Не было в дворне Старостины ни одной пятнадцатилетней девочки, по которой бы не вздыхал пан Войцех, надеждой на взаимность, которой не имел бы права хоть на час утешать себя. А услуживал он своим любезным с самопожертвованьем, достойным лучшей награды: все, что имел, — было к их услугам; кормил их, возил кататься, делал для них вечеринки, покупал подарки и потом, когда ему изменяли, не жалел даже пожертвований своих, а довольствовался только проклятиями на пол непостоянный и вероломный. Тогда рассыпал он в буфете анекдоты о непостоянстве женщин и клялся, что никогда, пока жив, ни на одну больше не посмотрит. Однако на другой день влюблялся снова. Это вошло ему уже в привычку, а в семьдесят лет кто же отстанет от застарелых привычек? Но это был честнейший, отличнейший человек. Простим же ему, оттого что все имеем свои слабости.
Когда он неся кофе, на цыпочках, вошел в комнату Старостины, улыбаясь, прихорашиваясь и стараясь прямо держать голову, Юлия быстро бросилась к нему, и схватив его за руку, спросила:
— Ты всех знаешь в соседстве, Войцех?
— А как же? Кого ж бы я не знал?.. Ведь… (здесь он затруднился счетом, не видя надобности вдаваться в предательское исчисление) мы довольно давно живем здесь.
Старушка, боясь живости внучки, подала ей знак и сама начала расспрашивать Войцеха.
— Видишь ли, любезный Войцех, кто-то в лесу испугал Юлию.
— Как, ясновельможная пани? В лесу?
— Какой-то молодой человек на серой лошади чуть не растоптал их.
— На серой лошади? Молодой человек? — говорил Войцех задумчиво, накрывая стол салфеткой. — Молодой человек на серой лошади!.. Кто ж бы это? Пан Цемента?
— Этого мы знаем, да он и не молод.
— Ему еще нет сорока.
Юлия начала смеяться.
— Это был очень молодой человек, — сказала она.
— А, очень молодой человек! Может быть пан Фаддей?
— Помилуй!
— Этому не больше, как тридцать с хвостиком.
— Те паны известны нам, а это совершенно незнакомый.
— Кто ж бы это был, совершенно незнакомый? Каков он собой?
— Прекрасный брюнет высокого роста; на нем венгерка, ружье и рог, под ним серая лошадь.
— Серая лошадь! Даже серого верхового не знаю в соседстве, только у ксендза пробоща ходит в дышле белая кобыла, да и та вся в сединах от старости.
Юлия рассмеялась.
— Но Войцех, говорю тебе, то была отличная лошадь, даже уносила молодого человека.
— Нечего сказать, отличная, когда уносит! Но право трудно угадать, кто бы это мог быть!
И как бы для подкрепления своих мыслей, Войцех понюхал табаку, подаваясь к двери.
— Однако же, — сказал он тихо, — мы знаем все соседство.
— Конечно, это и меня удивляет, — прервала Юлия, — однако, подумай, может быть мы и не всех знаем!
Войцех улыбнулся.
— Я же сказал, что знаем все порядочное, а мелкой шляхты и считать не стоит.
— Любезный Войцех, и они ведь, подобно нам, люди честные, трудолюбивые, зачем же ты ни во что их ставишь?
— Видите ли, панна Юлия, — поправился старик, — ни один из этих шляхтичей не может иметь отличной верховой лошади.

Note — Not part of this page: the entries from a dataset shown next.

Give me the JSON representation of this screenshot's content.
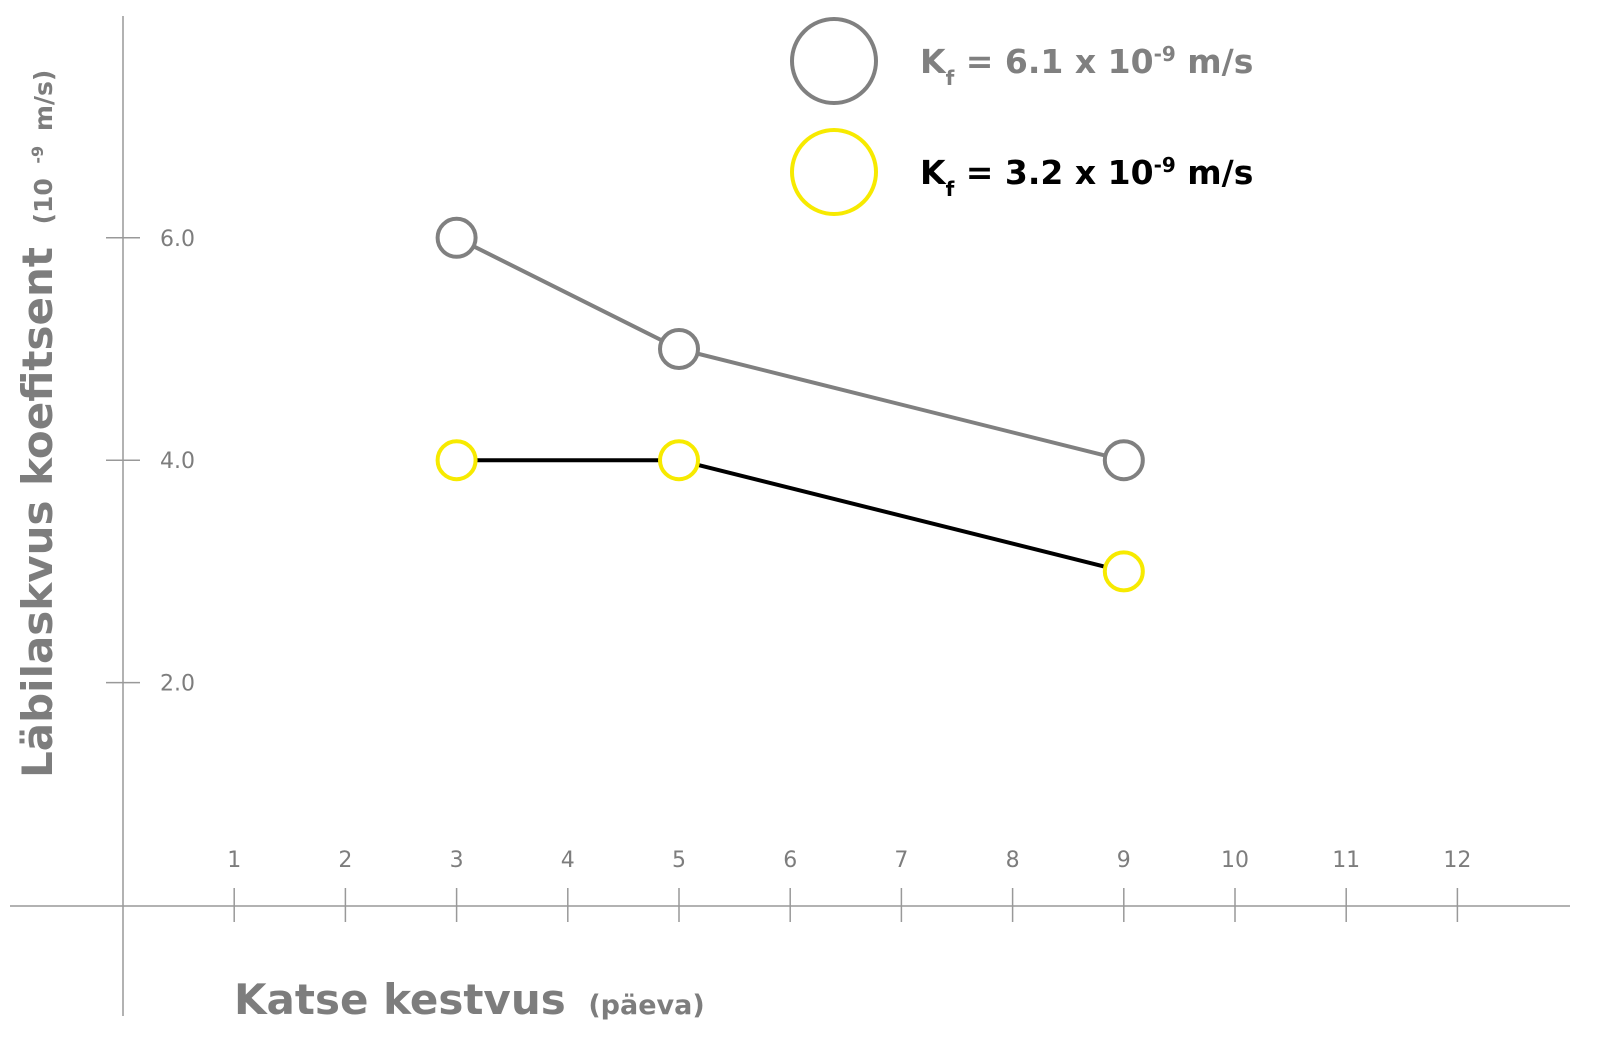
{
  "chart_data": {
    "type": "line",
    "xlabel": "Katse kestvus",
    "xlabel_unit": "(päeva)",
    "ylabel": "Läbilaskvus koefitsent",
    "ylabel_unit_prefix": "(10",
    "ylabel_unit_exp": "-9",
    "ylabel_unit_suffix": " m/s)",
    "x_ticks": [
      "1",
      "2",
      "3",
      "4",
      "5",
      "6",
      "7",
      "8",
      "9",
      "10",
      "11",
      "12"
    ],
    "y_ticks": [
      "2.0",
      "4.0",
      "6.0"
    ],
    "xlim": [
      0,
      13
    ],
    "ylim": [
      0,
      8
    ],
    "grid": false,
    "legend_position": "top-right",
    "series": [
      {
        "name_prefix": "K",
        "name_sub": "f",
        "name_mid": " = 6.1 x 10",
        "name_exp": "-9",
        "name_suffix": " m/s",
        "line_color": "#808080",
        "marker_color": "#808080",
        "text_color": "#808080",
        "x": [
          3,
          5,
          9
        ],
        "y": [
          6.0,
          5.0,
          4.0
        ]
      },
      {
        "name_prefix": "K",
        "name_sub": "f",
        "name_mid": " = 3.2 x 10",
        "name_exp": "-9",
        "name_suffix": " m/s",
        "line_color": "#000000",
        "marker_color": "#f7ea00",
        "text_color": "#000000",
        "x": [
          3,
          5,
          9
        ],
        "y": [
          4.0,
          4.0,
          3.0
        ]
      }
    ]
  }
}
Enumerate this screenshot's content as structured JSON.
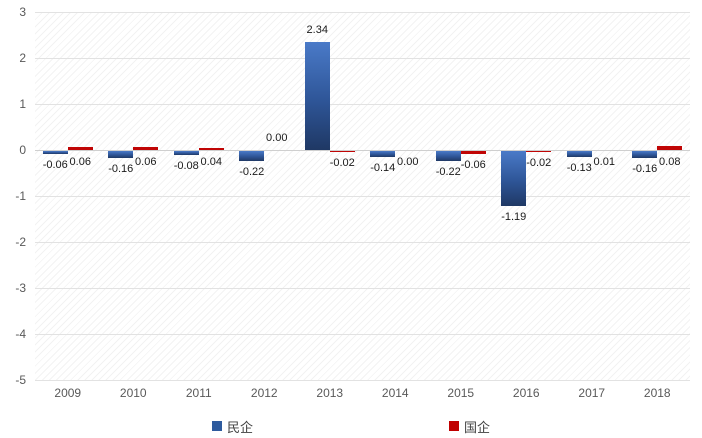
{
  "chart_data": {
    "type": "bar",
    "title": "",
    "xlabel": "",
    "ylabel": "",
    "categories": [
      "2009",
      "2010",
      "2011",
      "2012",
      "2013",
      "2014",
      "2015",
      "2016",
      "2017",
      "2018"
    ],
    "series": [
      {
        "name": "民企",
        "color": "#2e5b9e",
        "color_gradient_top": "#4a7ac8",
        "color_gradient_bottom": "#1f3864",
        "values": [
          -0.06,
          -0.16,
          -0.08,
          -0.22,
          2.34,
          -0.14,
          -0.22,
          -1.19,
          -0.13,
          -0.16
        ],
        "labels": [
          "-0.06",
          "-0.16",
          "-0.08",
          "-0.22",
          "2.34",
          "-0.14",
          "-0.22",
          "-1.19",
          "-0.13",
          "-0.16"
        ],
        "label_sides": [
          "below",
          "below",
          "below",
          "below",
          "above",
          "below",
          "below",
          "below",
          "below",
          "below"
        ]
      },
      {
        "name": "国企",
        "color": "#c00000",
        "values": [
          0.06,
          0.06,
          0.04,
          0.0,
          -0.02,
          0.0,
          -0.06,
          -0.02,
          0.01,
          0.08
        ],
        "labels": [
          "0.06",
          "0.06",
          "0.04",
          "0.00",
          "-0.02",
          "0.00",
          "-0.06",
          "-0.02",
          "0.01",
          "0.08"
        ],
        "label_sides": [
          "below",
          "below",
          "below",
          "above",
          "below",
          "below",
          "below",
          "below",
          "below",
          "below"
        ]
      }
    ],
    "yticks": [
      3,
      2,
      1,
      0,
      -1,
      -2,
      -3,
      -4,
      -5
    ],
    "ylim": [
      -5,
      3
    ],
    "grid": true,
    "plot_background": "diagonal-hatch",
    "legend_position": "bottom"
  },
  "legend": {
    "items": [
      {
        "label": "民企",
        "color": "#2e5b9e"
      },
      {
        "label": "国企",
        "color": "#c00000"
      }
    ]
  },
  "colors": {
    "axis_text": "#595959",
    "data_label_text": "#1a1a1a",
    "gridline": "#e2e2e2"
  }
}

— Не прибыл ли в соседство кто-нибудь из молодых людей, закончив воспитание или из далекого путешествия?
Старик почесал прилизанную чуприну, которую напрасно красил, скрывая седины; они пробивались, белея не столько от старости, как от помады.

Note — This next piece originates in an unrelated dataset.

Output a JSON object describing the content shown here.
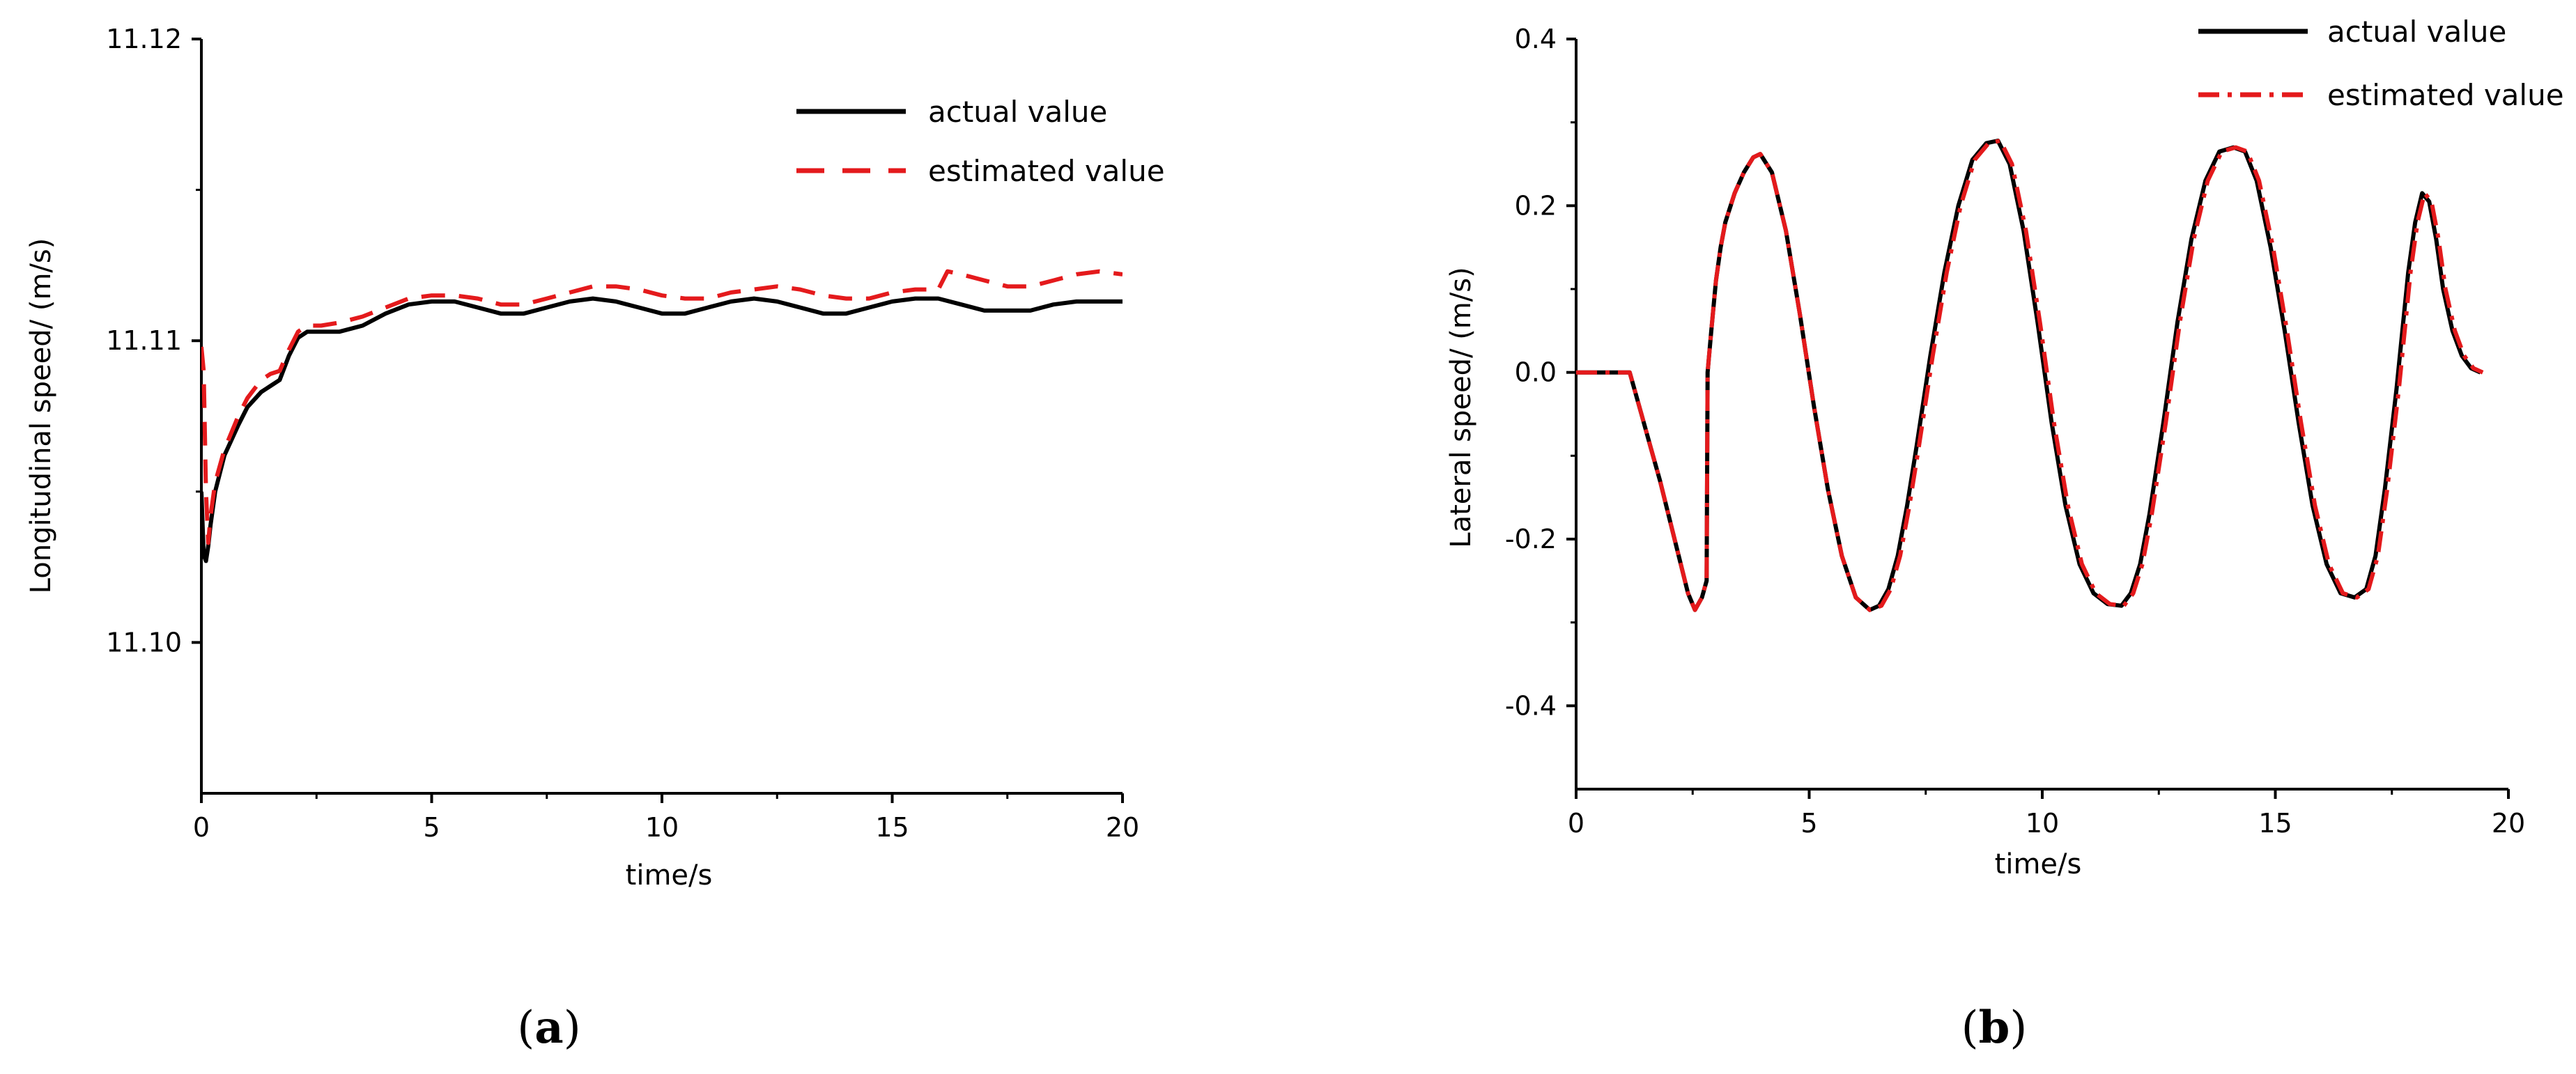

— Кажется мне, что нет, — отвечал он.
— Тем страннее! — сказала Юлия.
— Довольно уже, — прервала с кротостью старушка, — слава Богу, что с вами ничего не случилось. К чему напрасное любопытство?
— Кем же был бы человек без любопытства, милая бабушка? — спросила жеманясь Юлия. — Притом я женщина, а нас столько уже обвиняли в любопытстве, что мы можем себе его позволить, потому что все равно назовут нас любопытными, будем ли, не будем такими на самом деле.

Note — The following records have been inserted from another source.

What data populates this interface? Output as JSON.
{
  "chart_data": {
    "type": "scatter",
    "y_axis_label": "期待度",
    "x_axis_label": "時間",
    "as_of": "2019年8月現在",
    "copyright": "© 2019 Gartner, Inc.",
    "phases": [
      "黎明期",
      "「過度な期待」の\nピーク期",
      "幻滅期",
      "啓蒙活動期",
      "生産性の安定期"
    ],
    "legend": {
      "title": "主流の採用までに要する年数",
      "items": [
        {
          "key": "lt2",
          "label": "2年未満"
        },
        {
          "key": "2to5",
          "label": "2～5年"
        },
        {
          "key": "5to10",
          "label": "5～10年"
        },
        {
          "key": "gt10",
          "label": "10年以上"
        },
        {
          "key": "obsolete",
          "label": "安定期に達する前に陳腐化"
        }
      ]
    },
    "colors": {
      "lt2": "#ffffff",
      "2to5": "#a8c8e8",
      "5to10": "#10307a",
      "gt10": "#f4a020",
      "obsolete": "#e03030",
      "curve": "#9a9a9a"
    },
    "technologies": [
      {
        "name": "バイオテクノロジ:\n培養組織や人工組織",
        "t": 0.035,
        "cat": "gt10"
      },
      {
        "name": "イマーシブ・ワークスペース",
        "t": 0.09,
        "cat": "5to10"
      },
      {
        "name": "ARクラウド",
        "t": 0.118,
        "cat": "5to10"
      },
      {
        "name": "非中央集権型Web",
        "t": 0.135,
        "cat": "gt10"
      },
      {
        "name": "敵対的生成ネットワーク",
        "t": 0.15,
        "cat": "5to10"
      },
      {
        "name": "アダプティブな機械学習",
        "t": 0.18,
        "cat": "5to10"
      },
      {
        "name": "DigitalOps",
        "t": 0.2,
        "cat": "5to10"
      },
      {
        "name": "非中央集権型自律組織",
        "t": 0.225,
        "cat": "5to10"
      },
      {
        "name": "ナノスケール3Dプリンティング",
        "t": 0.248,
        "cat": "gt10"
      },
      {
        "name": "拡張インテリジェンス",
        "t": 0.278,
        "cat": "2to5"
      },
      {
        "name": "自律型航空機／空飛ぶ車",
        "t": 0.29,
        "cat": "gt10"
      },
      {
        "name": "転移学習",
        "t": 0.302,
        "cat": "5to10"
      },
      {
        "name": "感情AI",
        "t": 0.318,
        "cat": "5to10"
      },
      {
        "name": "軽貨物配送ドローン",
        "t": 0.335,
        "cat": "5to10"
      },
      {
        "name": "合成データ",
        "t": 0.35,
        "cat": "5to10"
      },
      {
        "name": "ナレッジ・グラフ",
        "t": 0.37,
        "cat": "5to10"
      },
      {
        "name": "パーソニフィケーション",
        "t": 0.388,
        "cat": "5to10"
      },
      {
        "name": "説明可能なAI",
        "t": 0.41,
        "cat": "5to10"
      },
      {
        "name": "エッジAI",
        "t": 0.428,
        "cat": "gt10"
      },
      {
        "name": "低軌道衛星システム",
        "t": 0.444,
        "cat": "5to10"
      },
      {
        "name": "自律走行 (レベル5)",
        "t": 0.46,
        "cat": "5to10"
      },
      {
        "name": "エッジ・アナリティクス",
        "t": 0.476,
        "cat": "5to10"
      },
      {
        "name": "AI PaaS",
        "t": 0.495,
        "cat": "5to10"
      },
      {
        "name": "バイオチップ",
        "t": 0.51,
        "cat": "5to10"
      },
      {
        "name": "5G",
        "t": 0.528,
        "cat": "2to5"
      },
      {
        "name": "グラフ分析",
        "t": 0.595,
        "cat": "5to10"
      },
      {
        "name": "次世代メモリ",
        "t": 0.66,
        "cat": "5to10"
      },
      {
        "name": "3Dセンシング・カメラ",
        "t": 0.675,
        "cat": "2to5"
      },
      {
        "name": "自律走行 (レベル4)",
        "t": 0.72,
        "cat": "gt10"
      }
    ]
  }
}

Смеясь, поцеловала ее старушка в голову, а Войцех, убрав поднос, ушел задумчивый.
Во все время разговора Мария молча сидела в отдалении, опустив голову и только улыбаясь, изредка давала заметить, что слышит разговор; но видно было, что это ее не занимало. Порой как бы с завистью посматривала она на Юлию; но была ли это зависть, или сожаление? И отчего же Мария так еще молода, а уж так печальна? Расскажем лучше ее жизнь, — это вернее обрисует характер: прошедшее наше все равно, что мы сами.